How Traditional Hardware Manufacturers Can Build New Revenue Streams With Connected Products

There are three ways traditional hardware manufacturers can make additional revenue by connecting their products.

#1 – Product as a Service Package

A great example is the smart lock company, Latch. They partnered with Amazon to allow deliveries to be done inside your house. They also partnered with Airbnb to make it easier for new guests to enter the apartment while still making sure it is secure.

You not only have monthly revenue that will far exceed the original cost of the device over the course of several years, but you have customers that are more engaged with your brand, and access to data that you can use across your platforms for other products.

Manufacturers should think of their product as an entry way into the consumer's home and explore various value-adding activities that will enhance the customer’s use of the product.

Explore the complimentary services to your core product.

#2 – Sales Opportunities at the Right Time

Sensors on connected products give you real-time information on the state of a product. It knows when it’s getting close to the end of a warranty period, or if the product is used more than usual, and when it’s time to consider a replacement or maintenance.

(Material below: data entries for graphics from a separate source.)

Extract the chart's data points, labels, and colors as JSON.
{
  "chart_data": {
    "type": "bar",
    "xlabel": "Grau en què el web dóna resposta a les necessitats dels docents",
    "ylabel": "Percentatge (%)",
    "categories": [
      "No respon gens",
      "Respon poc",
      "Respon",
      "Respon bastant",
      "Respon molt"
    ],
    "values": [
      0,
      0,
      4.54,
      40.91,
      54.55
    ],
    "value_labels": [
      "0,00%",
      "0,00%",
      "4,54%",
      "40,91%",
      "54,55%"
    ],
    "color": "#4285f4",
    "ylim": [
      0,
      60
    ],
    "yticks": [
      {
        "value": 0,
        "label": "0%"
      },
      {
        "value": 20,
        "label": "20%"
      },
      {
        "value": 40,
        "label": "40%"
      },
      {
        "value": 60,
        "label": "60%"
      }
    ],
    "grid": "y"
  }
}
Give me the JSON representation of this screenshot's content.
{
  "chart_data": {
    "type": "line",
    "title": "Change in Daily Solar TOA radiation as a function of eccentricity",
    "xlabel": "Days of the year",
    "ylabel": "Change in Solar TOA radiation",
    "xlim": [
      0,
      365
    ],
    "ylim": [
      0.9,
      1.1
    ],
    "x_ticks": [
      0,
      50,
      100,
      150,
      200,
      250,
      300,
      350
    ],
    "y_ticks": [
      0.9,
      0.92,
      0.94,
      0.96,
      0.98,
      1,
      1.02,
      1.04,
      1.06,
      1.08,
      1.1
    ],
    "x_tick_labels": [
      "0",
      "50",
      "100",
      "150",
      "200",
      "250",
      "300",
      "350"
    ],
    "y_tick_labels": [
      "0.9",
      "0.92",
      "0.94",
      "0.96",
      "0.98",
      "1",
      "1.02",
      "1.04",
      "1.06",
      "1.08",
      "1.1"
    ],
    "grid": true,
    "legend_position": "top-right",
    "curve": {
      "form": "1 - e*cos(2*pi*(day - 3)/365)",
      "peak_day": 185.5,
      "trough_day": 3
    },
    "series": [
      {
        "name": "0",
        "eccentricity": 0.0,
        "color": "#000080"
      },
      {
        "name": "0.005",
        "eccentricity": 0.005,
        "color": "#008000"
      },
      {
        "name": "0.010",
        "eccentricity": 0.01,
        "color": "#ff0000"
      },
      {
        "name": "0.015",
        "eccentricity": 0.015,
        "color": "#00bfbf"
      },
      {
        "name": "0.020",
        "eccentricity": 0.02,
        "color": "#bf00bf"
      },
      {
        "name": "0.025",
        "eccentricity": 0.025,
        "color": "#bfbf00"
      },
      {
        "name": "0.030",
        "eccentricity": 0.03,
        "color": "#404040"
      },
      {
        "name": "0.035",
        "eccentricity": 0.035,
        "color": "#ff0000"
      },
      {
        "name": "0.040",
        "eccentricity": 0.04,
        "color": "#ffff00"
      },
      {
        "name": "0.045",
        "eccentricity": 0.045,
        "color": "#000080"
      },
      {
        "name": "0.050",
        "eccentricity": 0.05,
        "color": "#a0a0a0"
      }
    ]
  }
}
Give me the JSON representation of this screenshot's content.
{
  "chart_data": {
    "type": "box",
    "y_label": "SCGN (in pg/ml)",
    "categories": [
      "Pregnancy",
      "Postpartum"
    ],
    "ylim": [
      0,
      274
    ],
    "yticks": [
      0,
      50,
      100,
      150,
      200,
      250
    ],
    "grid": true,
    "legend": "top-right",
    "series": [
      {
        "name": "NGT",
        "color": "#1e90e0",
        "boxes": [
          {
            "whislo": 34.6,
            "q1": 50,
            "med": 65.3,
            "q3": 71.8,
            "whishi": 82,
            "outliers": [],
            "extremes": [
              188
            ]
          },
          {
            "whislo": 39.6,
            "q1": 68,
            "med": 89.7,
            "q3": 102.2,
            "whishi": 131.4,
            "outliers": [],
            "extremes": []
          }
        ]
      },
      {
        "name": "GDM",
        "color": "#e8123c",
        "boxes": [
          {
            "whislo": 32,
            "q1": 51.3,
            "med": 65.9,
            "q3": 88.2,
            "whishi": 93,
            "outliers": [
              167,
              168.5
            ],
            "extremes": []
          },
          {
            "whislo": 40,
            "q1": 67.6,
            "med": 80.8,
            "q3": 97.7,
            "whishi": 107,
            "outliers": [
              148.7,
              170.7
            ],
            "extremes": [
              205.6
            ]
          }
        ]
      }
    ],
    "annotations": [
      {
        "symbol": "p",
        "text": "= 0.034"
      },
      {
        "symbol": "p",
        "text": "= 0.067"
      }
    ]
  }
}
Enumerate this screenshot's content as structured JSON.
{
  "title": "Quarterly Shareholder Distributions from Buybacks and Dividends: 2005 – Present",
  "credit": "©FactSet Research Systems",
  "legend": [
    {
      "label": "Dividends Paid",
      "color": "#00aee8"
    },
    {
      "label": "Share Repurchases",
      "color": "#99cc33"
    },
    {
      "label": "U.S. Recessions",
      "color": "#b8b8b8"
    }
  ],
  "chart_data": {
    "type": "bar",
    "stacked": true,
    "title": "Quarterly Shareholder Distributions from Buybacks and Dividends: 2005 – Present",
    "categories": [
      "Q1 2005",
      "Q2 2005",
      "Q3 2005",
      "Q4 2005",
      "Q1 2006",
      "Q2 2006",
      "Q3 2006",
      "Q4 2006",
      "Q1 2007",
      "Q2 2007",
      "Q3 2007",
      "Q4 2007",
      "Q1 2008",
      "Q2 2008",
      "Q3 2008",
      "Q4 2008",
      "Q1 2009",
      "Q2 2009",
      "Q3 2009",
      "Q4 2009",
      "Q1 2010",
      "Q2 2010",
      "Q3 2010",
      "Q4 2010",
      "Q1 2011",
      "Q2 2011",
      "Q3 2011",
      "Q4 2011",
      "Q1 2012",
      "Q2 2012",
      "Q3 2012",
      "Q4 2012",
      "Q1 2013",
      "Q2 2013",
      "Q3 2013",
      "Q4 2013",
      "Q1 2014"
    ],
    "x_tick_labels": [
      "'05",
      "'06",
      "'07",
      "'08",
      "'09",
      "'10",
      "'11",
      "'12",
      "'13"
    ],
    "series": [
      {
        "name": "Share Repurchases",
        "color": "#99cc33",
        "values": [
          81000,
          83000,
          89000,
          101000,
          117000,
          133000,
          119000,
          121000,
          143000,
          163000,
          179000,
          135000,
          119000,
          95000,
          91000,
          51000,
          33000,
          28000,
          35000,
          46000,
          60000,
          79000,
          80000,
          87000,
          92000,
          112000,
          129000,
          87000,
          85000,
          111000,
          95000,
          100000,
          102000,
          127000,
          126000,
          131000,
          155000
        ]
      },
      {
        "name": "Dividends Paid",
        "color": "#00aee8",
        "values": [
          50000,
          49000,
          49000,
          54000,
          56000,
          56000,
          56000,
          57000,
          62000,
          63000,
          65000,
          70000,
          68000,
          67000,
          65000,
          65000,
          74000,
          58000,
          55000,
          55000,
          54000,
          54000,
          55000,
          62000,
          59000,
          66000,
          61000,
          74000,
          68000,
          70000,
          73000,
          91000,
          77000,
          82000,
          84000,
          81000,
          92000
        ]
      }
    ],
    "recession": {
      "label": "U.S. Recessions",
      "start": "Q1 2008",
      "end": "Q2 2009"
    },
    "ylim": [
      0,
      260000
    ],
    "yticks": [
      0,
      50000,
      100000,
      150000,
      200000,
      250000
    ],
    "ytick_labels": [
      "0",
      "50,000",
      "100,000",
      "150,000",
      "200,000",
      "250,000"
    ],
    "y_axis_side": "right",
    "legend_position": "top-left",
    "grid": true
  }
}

Manufacturers now know exactly when someone is most likely in need of a new product and can adjust their marketing to give deals precisely at the right time.

You now know where the user is, their usage patterns, and how to reach them. It’s the perfect time to get your consumers hooked on the next upgraded product.

This is especially relevant for companies that sell industrial products such as Caterpillar or GE. This information is gold for their account managers.

#3 – Data

June, the smart oven, currently collects data on what type of food is cooked. They use this data, package it up, and sell it to food distributors who want to know detailed information about how consumers eat food.

This can also be done with the many traditional hardware products from Whirlpool, Kenmore, Maytag, and other large home manufacturers. They have the infrastructure to get devices into homes and collect data from all over the globe that is useful for many brands looking to get consumer behavior information.

This could be applicable to almost any industry. Whether you’re making a grill or you make tractors for farmers, the data is a huge potential for revenue for the parties that need it the most.

As more companies get away from evergreen designs (a.k.a. products made for a singular purpose) to smart connected products, there are opportunities to use software and hardware to build substantial revenue.